3ヶ月ほど前から、点検ボタンが赤く点灯していた。心配なので、便器のフタに書いてある番号に電話したが、いくらかけてもいつかけても、全くつながらない。
しかたない。しばらく様子を見ていよう。
そう思って対応を先送りにしていた。いつだったか、テレビの占いで、問題を先送りしてはいけない、とか言ってたな。
しかし、ときすでに遅し。私は先送りしてしまった後だ。
後悔先に立たず。ほんま、昔の人はようこんなぴったりの言葉を考えはったもんや。……いや、感心している場合ではない。
おそらく、この不吉な赤ランプは、今日のこの事件の予兆だったのやもしれぬ。
これはゆゆしき事態とみた。むだとしりつつ便器のフタの番号に電話するが当然通じない。

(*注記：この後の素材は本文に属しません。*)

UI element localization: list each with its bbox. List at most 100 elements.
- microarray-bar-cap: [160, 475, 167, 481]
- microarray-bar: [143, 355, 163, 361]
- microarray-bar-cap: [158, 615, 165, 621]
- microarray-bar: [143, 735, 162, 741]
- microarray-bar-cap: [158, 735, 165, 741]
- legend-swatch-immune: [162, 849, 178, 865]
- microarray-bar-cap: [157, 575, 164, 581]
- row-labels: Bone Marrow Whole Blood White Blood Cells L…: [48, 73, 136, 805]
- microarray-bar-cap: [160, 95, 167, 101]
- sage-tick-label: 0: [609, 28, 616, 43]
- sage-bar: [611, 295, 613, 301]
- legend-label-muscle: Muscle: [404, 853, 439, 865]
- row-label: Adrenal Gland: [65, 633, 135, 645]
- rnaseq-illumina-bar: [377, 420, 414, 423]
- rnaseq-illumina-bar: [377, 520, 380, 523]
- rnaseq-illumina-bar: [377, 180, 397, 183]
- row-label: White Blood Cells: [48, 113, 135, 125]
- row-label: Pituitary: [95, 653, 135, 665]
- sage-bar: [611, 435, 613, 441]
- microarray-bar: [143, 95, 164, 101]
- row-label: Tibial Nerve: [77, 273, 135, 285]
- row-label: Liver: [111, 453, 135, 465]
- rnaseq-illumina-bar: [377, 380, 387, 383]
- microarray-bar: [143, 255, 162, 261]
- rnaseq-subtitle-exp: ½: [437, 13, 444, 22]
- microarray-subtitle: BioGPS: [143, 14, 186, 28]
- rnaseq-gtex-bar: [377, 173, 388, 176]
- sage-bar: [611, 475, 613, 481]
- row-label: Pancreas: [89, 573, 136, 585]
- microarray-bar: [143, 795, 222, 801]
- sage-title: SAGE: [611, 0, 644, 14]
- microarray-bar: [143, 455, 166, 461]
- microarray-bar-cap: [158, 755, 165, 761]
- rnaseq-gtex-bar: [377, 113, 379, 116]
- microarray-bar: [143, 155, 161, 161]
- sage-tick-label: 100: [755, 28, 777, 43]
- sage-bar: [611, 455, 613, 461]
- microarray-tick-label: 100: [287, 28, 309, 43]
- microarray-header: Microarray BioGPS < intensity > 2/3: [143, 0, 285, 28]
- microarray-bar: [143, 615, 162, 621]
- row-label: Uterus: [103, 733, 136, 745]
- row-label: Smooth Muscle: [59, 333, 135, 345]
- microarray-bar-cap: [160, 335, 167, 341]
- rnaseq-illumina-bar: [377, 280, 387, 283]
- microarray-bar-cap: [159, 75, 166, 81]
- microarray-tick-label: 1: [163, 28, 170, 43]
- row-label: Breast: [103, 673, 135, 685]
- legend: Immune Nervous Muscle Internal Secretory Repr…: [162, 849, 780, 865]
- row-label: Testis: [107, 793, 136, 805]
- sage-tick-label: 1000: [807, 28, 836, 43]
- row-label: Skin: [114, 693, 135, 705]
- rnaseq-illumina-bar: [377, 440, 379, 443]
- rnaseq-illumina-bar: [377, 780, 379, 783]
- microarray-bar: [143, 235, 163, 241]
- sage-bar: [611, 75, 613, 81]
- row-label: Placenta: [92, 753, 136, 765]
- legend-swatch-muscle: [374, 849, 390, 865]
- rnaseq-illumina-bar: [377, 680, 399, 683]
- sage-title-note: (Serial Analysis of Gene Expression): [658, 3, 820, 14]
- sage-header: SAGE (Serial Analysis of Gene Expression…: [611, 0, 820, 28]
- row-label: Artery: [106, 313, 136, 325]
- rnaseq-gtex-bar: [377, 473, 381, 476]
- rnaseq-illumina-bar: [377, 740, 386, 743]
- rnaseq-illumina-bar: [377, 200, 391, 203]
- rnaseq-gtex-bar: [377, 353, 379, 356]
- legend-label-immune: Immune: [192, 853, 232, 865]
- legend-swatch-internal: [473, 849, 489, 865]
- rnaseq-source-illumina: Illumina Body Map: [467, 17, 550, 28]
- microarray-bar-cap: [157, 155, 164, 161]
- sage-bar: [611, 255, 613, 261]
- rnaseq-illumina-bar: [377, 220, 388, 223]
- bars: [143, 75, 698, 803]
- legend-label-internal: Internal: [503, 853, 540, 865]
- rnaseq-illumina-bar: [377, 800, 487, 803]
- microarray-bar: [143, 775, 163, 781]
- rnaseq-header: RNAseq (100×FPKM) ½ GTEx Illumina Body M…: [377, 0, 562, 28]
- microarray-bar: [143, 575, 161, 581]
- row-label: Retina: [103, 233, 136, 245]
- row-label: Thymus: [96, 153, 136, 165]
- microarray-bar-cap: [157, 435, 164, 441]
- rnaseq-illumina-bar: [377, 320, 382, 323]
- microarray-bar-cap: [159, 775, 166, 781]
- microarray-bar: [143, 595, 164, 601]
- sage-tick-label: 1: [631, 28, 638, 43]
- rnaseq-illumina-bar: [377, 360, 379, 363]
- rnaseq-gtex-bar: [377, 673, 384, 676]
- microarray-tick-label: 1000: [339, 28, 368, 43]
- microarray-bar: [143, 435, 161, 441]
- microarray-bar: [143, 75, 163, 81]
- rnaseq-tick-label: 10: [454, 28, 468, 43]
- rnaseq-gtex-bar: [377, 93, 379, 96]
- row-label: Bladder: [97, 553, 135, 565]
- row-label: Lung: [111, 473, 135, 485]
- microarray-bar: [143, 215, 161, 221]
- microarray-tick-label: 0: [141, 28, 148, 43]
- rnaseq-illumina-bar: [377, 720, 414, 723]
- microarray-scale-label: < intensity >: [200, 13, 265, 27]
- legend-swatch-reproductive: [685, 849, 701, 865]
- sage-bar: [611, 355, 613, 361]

そうだ。某ガス会社の、お家のお困りごとに対応します、という番号にかける。幸い、すぐに電話がつながり、さっそく、修理の業者さんに連絡を取ってくれた。
業者さんから電話がかかってきて、
「みんな出払っているので、夜7時から9時の間やったら行けます」とのこと。ありがたい。何時であろうとかまわぬ。来てくれたら。

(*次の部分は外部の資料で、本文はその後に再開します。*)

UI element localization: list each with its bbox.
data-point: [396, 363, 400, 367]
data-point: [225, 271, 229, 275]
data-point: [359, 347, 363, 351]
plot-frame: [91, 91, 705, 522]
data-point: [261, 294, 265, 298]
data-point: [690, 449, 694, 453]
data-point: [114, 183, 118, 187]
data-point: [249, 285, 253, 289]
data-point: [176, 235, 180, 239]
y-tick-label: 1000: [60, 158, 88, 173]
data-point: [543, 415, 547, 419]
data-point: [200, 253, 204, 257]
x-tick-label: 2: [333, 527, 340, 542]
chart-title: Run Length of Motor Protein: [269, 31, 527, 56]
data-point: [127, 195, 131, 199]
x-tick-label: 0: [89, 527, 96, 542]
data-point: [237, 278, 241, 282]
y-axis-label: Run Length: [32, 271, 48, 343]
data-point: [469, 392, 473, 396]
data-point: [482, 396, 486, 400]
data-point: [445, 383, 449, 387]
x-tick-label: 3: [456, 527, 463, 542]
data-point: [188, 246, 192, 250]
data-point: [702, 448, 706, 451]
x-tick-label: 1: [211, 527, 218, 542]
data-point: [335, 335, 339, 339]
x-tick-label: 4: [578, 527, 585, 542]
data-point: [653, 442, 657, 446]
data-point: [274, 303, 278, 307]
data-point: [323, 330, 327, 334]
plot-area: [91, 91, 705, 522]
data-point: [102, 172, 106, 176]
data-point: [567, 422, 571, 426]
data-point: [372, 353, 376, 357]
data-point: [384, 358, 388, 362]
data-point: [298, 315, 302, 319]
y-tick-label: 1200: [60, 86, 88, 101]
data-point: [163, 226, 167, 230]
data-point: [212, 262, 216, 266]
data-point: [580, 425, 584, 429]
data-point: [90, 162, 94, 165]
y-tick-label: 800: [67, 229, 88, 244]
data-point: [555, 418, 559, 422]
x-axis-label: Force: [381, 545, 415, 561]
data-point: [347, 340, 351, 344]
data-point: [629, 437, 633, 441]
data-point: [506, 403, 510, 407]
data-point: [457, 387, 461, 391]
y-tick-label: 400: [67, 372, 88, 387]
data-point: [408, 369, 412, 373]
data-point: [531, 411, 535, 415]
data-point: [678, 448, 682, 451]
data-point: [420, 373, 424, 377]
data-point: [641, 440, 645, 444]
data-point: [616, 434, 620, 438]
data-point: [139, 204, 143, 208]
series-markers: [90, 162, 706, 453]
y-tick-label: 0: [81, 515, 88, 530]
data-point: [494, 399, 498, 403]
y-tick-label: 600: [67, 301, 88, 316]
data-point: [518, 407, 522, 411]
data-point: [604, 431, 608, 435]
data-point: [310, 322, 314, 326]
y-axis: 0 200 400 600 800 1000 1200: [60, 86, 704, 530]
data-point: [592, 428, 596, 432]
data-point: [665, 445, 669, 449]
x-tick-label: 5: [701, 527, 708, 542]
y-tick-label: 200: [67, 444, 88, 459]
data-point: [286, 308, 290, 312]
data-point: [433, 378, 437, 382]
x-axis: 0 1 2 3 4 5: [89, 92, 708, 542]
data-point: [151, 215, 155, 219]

「直せるかどうか状態を見て、すぐに直せない場合は、あさって月曜日にあらためて行かせてもらうことになります」
かまわない。とにかく来てくれれば。
カーテンの洗濯を終え、とりあえず、自身に風雲急を告げる事態が訪れる前に家を出て、自転車で8分ほどのスーパーに行く。買い物ついでに、ひとまず用を足す。
よしよし。これで当面はしのげる。
もし、今晩なおらなかったら? そのときは、自転車で6分ほどの24時間営業のスーパーに毎回ダッシュか?
いや、もしも、修理が月曜日に持ち越しとか、最悪、年明けとかになったら、実家に布団を抱えて泊めてもらいに行くしかないか。だが、スマホも受信しにくい上に、ネット環境の全くない場所で耐えられるのか、自分。
不安が心をよぎる、いや、心を占める。
だが、そこへいけば、ネット環境はなくてもトイレがある。
そう。今、最大に優先すべきはそこだ。
覚悟を決めたところに、電話がかかってきた。「急に手が空いた人が出たので、あと1時間ほどで、そちらに行けますが、どうしますか」とのこと。
あと4時間ほど待たねばならなかったはずが、そんな早くに来てもらえるなんて。大歓迎だ。
来てくださった業者さんは、手際も感じもよく、ペーパーを流して詰まっただけなら、大丈夫ですよ。といってくれた。
そして、無事、事態は解決した。
感謝と感激で胸がいっぱいになる。
そう。不安なときに、「大丈夫ですよ」のひと言は、とても大きい。そのひと言で、どれだけ救われた気持ちになるか。
彼は、「自分ところの会社は24時間対応で、今日は当直なんです」と話していた。ガス会社と提携しているけど、ガスより水回りの修理で出かけることの方が多いとのこと。
「トイレの詰まり用に、『スッポンてするやつ』、買っとくといいですよ。そんなに高くないし。ペーパーは溶けるから、少し時間置いて流す、というのも手ですよ」と教えてくれた。
激動?の一日を乗り越えて、一夜明けた今日、私が『スッポンてするやつ』を買いに行ったのは言うまでもない。